Postoperative Analgesia for Eye Surgery

ArticleLast Updated March 20142 min read

With eye enucleation, it is critical to control postoperative pain in patients to prevent postoperative complications from face rubbing or self-mutilation. This study compared lidocaine–bupivacaine retrobulbar injections given before enucleation vs lidocaine–bupivacaine infused gelatin hemostatic sponges in the orbit after enucleation for management of postoperative pain. Premedication consisted of hydromorphone, midazolam, and glycopyrrolate. Postextubation pain scores, recorded intermittently for the first 24 hours, were compared with preoperative pain scores. Significant differences were noted with respect to comfort level, response to touch, heart rate, and pain score in individual dogs over time; however, there was no significant difference between groups. One of 8 dogs in the absorbable gelatin hemostatic sponge group required rescue analgesia and none was required in the injection group (n = 11). There were no postoperative complications.

Commentary

Perioperative analgesia’s impact on patient well-being extends beyond the immediate perioperative period. Thus, appropriate pain management is a critical component of any anesthetic plan. This study’s technique offers an easy-to-perform means of delivering local anesthetic to the orbit that would serve as a valuable tool for clinicians unfamiliar or uncomfortable with performing a retrobulbar block.
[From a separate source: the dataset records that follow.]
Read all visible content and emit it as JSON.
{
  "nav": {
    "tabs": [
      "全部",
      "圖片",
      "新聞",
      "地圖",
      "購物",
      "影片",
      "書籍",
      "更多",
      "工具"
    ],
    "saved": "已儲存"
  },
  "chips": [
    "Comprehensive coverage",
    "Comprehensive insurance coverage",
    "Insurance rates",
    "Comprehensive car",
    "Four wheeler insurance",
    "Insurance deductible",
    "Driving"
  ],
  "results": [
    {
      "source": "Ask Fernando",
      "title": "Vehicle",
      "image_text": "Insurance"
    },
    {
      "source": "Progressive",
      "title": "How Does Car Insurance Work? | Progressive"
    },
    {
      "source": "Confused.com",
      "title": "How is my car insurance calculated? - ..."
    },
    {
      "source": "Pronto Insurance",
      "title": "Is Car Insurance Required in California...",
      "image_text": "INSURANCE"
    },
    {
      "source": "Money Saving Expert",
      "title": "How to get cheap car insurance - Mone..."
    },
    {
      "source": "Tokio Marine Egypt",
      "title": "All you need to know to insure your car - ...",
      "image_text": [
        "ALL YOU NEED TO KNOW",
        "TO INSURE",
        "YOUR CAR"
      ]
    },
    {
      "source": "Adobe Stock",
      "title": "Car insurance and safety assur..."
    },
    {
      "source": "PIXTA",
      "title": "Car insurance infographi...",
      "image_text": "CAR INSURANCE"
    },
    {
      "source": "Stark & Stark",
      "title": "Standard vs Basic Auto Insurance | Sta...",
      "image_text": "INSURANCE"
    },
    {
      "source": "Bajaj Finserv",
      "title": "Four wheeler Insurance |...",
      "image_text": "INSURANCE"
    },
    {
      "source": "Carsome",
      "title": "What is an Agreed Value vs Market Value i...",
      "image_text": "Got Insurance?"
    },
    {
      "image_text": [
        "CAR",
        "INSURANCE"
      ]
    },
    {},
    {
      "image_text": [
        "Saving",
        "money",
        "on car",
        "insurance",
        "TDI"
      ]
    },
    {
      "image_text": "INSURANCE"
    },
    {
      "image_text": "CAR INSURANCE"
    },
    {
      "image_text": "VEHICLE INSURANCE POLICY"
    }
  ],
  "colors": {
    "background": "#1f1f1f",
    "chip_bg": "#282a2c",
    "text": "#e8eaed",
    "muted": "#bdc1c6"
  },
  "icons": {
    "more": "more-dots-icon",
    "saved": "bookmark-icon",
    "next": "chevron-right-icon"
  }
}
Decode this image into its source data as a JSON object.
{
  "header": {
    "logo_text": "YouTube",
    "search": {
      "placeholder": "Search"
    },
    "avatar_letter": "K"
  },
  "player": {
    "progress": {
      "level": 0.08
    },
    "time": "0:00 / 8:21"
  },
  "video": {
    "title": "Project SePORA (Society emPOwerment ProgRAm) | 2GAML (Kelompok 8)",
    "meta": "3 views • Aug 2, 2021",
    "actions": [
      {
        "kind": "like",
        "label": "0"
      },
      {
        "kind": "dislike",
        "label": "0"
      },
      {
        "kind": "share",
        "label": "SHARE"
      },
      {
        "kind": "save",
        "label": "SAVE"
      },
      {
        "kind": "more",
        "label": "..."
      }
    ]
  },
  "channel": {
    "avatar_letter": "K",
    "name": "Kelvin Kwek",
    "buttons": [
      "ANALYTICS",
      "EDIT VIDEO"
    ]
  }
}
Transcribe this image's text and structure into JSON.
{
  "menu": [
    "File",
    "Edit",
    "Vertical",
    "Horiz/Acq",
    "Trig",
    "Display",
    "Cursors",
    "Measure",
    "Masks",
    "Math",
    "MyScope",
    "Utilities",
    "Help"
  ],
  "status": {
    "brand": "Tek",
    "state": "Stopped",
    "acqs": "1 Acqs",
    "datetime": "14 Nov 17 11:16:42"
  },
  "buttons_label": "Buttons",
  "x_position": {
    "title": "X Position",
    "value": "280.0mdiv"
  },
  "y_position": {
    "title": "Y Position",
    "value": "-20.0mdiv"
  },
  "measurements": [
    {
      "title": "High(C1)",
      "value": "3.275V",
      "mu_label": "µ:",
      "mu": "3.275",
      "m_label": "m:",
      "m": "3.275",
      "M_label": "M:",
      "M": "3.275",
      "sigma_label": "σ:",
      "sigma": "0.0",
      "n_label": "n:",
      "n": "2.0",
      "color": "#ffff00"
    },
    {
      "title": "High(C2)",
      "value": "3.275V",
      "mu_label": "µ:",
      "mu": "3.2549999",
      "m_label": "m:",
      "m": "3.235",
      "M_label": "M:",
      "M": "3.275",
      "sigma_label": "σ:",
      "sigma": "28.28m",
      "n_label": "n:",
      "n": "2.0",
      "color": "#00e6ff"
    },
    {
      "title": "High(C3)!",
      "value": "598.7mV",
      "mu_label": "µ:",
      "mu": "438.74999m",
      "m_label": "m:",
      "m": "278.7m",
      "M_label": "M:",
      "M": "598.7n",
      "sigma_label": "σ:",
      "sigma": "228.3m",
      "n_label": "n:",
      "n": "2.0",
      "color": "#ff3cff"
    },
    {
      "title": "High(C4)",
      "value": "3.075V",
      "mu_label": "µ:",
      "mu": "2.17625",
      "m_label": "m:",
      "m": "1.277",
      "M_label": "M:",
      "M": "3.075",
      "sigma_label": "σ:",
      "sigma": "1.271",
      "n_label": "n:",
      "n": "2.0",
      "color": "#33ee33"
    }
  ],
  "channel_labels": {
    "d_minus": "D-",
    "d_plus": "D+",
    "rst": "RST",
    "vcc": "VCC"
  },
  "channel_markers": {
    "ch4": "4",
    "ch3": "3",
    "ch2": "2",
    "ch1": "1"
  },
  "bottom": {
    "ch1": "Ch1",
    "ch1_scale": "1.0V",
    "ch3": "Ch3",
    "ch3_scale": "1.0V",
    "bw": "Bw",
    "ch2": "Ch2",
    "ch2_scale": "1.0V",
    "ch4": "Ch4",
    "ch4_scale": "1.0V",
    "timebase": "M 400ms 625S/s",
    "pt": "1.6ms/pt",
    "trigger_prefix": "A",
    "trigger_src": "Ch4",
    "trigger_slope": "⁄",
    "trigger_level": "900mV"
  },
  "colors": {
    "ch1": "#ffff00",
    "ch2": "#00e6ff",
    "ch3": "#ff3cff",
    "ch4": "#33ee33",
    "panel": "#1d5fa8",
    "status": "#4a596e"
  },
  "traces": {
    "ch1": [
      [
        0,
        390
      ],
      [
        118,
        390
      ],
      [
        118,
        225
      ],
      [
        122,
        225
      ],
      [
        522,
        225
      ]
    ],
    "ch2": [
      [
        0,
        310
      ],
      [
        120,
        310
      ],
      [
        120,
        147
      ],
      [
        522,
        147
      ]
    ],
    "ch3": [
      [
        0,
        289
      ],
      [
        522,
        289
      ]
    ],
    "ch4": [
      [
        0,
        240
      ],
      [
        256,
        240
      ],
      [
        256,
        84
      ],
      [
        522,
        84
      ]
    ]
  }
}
The depot of local anesthetic in the orbit prevents the transmission and transduction of nociceptive input to the CNS. This, with opioid administration (and ideally an NSAID unless contraindicated), provides multimodal analgesia, allowing for the doses of the individual drugs to be reduced, decreasing the potential for any dose-dependent adverse effects while providing more effective analgesia than any one drug alone.—Martin Kennedy, DVM

Source

Use of lidocaine-bupivacaine-infused absorbable gelatin hemostatic sponges versus lidocaine-bupivacaine retrobulbar injections for postoperative analgesia following eye enucleation in dogs. Ploog CL, Swinger RL, Spade J, et al. JAVMA 244:57-62, 2013.